In the run-up to Christmas, ministry families are stressed.
Our husband may be grumpy or frustrated because he doesn’t like his Christmas sermon or maybe doesn’t have it ready. People’s lives fall apart during the holidays, so there are more ministry demands.
There’s more work for the tech teams, the music leaders, the set-up and break-down teams, and the production staff. Husbands and working wives are gone a lot so when they are home they are tired and can be emotionally unavailable.
If you’re a ministry spouse it’s easy to feel like a single parent! And it’s easy to feel lonely. Because of responsibilities, these families can’t go anywhere. And they often don’t have extended family nearby.
I have been a Pastor’s wife for 49 years. In the process I’ve had to learn to “re-set” my expectations for the Christmas season. For my family it’s not going to be curling up by a cozy fire roasting chestnuts. In reality it’s more likely to be whiney kids, church members in crisis, technology that breaks down, unexpected emergencies and complete exhaustion.
It helps me to remind myself that this season is about Jesus, God’s greatest gift- and not about me and my needs.
I know that folks want to care for their pastors. Often they don’t know how or what’s appropriate. Or they don’t realize the extra stress on these families during the holidays.
In order to give you some hints, I asked some of my ministry wives what would be meaningful for them during this season.
Here’s what they suggested:
✓ When you are tempted to send that complaining email, stop and ask yourself if it’s really your pastor you’re mad at, or is he just the guy who is nice enough to take it.
✓ Fix a meal (in a non-returnable dish that can be frozen) and drop it off. If you let them know one is coming they will know they are going to have a break!
✓ Write a text or email of encouragement including 2 things you appreciate about your church community.
✓ Send a note to the children of your pastor or staff person to let them know a specific way in which you have been blessed by your church community. (One of my friends reads these at the dinner table and it encourages their children!)

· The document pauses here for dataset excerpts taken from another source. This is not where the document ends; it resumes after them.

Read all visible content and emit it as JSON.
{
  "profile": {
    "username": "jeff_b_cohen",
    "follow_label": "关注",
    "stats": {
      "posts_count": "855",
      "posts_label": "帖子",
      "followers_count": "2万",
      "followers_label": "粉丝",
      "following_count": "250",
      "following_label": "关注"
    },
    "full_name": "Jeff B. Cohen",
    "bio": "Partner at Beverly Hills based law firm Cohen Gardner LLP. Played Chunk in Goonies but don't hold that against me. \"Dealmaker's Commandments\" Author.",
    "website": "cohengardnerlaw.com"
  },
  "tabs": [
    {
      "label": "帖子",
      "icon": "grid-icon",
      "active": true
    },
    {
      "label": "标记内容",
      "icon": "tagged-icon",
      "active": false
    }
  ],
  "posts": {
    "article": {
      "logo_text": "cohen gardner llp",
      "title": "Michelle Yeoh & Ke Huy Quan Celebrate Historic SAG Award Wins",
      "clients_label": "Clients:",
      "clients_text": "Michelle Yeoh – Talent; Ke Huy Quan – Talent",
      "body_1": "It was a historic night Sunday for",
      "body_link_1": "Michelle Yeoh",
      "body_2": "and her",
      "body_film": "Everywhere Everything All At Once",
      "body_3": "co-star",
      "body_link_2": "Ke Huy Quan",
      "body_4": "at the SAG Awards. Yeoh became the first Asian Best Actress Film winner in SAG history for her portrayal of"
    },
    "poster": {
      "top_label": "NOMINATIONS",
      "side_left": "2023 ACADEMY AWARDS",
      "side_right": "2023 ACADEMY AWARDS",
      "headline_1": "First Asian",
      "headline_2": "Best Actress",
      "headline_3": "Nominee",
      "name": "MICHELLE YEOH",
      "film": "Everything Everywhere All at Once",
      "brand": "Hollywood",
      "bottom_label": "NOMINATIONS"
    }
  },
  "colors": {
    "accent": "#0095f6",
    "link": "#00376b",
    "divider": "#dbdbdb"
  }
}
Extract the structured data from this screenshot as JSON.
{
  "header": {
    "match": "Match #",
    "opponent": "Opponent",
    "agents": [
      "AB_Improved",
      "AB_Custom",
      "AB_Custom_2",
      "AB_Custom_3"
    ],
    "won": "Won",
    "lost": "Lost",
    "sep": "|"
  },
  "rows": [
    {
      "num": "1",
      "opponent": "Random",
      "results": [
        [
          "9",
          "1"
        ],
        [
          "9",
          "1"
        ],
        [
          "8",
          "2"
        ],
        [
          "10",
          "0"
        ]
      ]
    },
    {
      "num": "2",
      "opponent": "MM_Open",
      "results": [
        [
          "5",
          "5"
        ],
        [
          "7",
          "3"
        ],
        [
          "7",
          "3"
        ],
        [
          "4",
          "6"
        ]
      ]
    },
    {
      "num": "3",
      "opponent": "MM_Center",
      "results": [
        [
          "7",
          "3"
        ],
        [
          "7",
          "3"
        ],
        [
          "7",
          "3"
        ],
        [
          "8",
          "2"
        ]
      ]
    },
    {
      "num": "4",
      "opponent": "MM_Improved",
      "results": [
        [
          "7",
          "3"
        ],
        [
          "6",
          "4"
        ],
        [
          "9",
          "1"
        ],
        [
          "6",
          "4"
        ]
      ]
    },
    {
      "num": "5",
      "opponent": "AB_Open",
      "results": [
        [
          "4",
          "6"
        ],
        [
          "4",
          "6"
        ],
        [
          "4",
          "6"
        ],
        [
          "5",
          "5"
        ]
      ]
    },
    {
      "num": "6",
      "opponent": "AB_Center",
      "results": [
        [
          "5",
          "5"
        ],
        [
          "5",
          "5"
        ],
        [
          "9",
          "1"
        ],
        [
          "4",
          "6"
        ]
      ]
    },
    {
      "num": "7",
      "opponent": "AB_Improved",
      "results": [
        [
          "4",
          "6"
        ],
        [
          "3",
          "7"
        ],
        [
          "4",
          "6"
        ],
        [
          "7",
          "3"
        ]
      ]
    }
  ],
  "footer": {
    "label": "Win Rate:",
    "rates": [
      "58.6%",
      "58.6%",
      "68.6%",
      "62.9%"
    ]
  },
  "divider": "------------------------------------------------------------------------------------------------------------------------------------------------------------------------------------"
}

✓ Invite a ministry wife to sit with you in church Christmas Eve. It can be a lonely time for her.
✓ Offer to decorate her house for Christmas — her tree, mailbox, front door, etc.
✓ Offer to wrap packages for her and mail them.
✓ Offer to babysit during a service so she can go to church without little ones!
✓ Offer to babysit sometime during the holidays so she and her husband can go out on a much-needed date. Plan to take food to feed her kids and do the bed and bath routine.
✓ Give them a gift card to a restaurant.
✓ Have a wife and her kids over on Christmas Eve while her husband is at another service or go over to be with her.
✓ Often it’s best to ask, “How can I help you during this season?”
It’s never too late to do any of these things. After Christmas works too.
In reaching out to your church staff families, you will be blessed. But even more, your children will learn ways in which to intentionally care for their church’s leadership team. It’s one more practical way of training our children to love their neighbors. One more opportunity to raise “other-centered kids in a self-centered world.”